What appears may become distinguished. It may form a configuration. It may enter into overlap. It may, for a certain duration, appear as continuity. It may become readable. And where readability does not collapse into individualities, it may appear as a whole.
We call this case the world.
But the world is not thereby guaranteed. It is not protected. It is not grounded. It is not final. It is only a case of readability that has not yet collapsed.
Nula designates precisely the fact that even this whole has no final edge.
For this reason, Nula is not the ground of MNSM. If it were a ground, it would become the very thing the model seeks to avoid. It would no longer be Nula, but a new substance. Nula holds nothing. It creates nothing. It connects nothing. It is neither the cause of the world nor its hidden source.

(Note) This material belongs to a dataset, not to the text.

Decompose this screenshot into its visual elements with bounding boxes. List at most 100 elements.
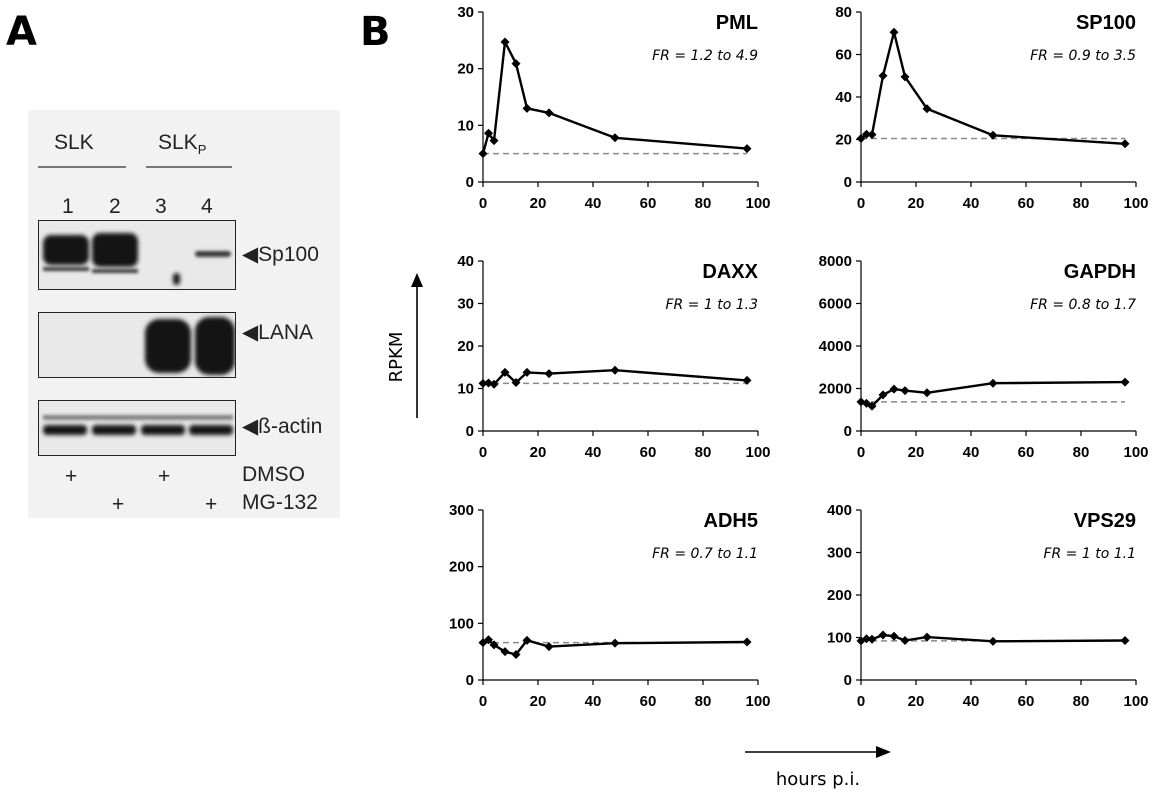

It is only the name for the impossibility of a final name.
And precisely for this reason, it can be used as a designation of allness — but only if allness is not understood as the One, as a finished whole, as a closed totality. Nula does not designate allness by summing it up. It designates it by preventing its completion.
Allness here is not everything that is.
It is the unclosability of everything that may appear.
Nula is therefore empty not because it has no meaning. It is empty because it refuses to fill the place toward which it points. Its meaning lies not in what it contains, but in what it prevents.
It prevents distinction from becoming the final thing.
It prevents the world from becoming a finished whole.
It prevents readability from presenting itself as a ground.
It prevents language from believing that it has reached the final word.
Nula is the closest possible designation of allness, provided that allness must not be understood as a finished whole.
That is why MNSM does not say the One.
It does not say ground.
It does not say being.
It says Nula.
Not as an answer.
But as the naming of the place where every final answer is cancelled.